If you can't even be arsed to read op's posts why on earth bother replying? Ffs.

Op, I really.feel for you. We had to deal with this with my grandmother. Used to a life of being looked after, of everyone running around after her and fixing all her many, many stupid actions (running up credit card debt on clothes, shoes, bags etc that she never used because she just had to have the handbag, just had to have those shoes - she had never bothered learning to budget and was very vain and thought she deserved a lifestyle she couldn't afford and got angry when everyone else was left to deal.with the consequences). We loved her dearly, but none of us could afford the petrol half the time to get to her when she wanted driving somewhere (she bought a house in the middle.of nowhere because she "needed a house with a garden and 5 rooms" even though she couldn't do the stairs and couldn't clean it so expected us to do it for her). She wouldn't take advice. Refused to make cutbacks. Refused care. Refused buses because she was a snob. There's no easy solution. When they're stubborn/manipulative (which your mum sounds like, deliberately saying things to make you feel bad), what can you do??

RedElephants · 29/10/2019 08:13

Nextphonesontbesamsung
"Your posts are very long"......so what!! Hmm
The op needs somewhere to ask for ideas/help, if some one on here can share their experience and offer advice, that's fine..
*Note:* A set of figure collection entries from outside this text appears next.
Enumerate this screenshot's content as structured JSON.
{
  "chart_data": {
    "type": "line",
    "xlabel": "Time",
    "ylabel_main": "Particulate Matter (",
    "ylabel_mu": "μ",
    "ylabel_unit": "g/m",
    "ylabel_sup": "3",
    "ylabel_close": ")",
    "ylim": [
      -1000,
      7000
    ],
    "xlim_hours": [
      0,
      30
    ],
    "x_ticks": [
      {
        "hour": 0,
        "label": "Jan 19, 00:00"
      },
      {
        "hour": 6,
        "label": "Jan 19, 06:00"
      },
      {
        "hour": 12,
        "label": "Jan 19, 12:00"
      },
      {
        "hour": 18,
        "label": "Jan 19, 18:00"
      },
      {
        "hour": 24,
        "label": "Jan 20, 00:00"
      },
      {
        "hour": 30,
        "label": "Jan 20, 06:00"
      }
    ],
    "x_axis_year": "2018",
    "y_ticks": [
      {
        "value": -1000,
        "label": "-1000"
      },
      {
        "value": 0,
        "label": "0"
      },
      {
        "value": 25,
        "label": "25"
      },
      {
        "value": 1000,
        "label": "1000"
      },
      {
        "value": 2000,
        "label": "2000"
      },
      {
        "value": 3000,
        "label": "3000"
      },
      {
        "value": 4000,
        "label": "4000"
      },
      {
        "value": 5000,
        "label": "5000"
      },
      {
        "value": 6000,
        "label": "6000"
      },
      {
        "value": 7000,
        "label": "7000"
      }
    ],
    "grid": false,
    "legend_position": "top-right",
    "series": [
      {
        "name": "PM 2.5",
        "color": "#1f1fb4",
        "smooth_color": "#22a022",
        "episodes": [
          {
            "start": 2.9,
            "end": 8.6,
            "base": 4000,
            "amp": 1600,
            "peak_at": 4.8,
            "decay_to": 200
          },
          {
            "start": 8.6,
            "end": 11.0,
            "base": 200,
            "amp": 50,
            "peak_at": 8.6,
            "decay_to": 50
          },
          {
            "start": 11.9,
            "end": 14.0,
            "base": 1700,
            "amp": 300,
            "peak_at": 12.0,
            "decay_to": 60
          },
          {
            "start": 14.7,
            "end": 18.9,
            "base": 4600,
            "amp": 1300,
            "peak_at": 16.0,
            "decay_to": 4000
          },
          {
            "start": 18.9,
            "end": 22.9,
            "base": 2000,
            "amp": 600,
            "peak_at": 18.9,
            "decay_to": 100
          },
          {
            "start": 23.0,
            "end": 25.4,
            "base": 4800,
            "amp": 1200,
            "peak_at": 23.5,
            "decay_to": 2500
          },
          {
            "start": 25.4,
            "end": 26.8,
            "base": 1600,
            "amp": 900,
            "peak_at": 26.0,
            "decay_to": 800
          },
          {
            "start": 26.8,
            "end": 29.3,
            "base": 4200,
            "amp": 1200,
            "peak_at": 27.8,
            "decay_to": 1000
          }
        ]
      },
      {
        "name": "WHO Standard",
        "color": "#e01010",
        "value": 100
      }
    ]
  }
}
Op going through something similar myself, haven't got much experience/advice to give unfortunately..
just a virtual hand hold here.

jessycake · 29/10/2019 08:14

Although I understand how you feel , your mum is older than I imagined from your first post . She could well have early signs dementia because it often goes unnoticed until a crisis happens . Both my mum and mum in law had it and this rings many bells . They may well have relied heavily on each other and you don't notice the little things as we didn't with my parents . I don't think you are terrible daughters but , I don't think your mum is being calculatingly awkward and you are going to have to find a balance between insisting on some things she doesn't like for the good of all of you, and cutting her some slack . I have to say from experience this will be a rocky road ,good luck and I hope your dad does make a good recovery x

Foslady · 29/10/2019 08:26

@jessycake we have wondered too re early dementia after the last few weeks.......
Going to try and get in touch with Age Concern and the local Carers Association (thank you to PP’s who have suggested this).
I think it will be a reassessing day today, and theN look to move forward (It’s not helping me being full of cold so not wanting to go on the ward at the moment.).
I think long term we may end up trying to find a home that can accommodate both of them at this rate - sell the house and fund care so we know they are both looked after and mum isn’t lonely or feeling guilty about being apart from dad.

But that decision is for another day.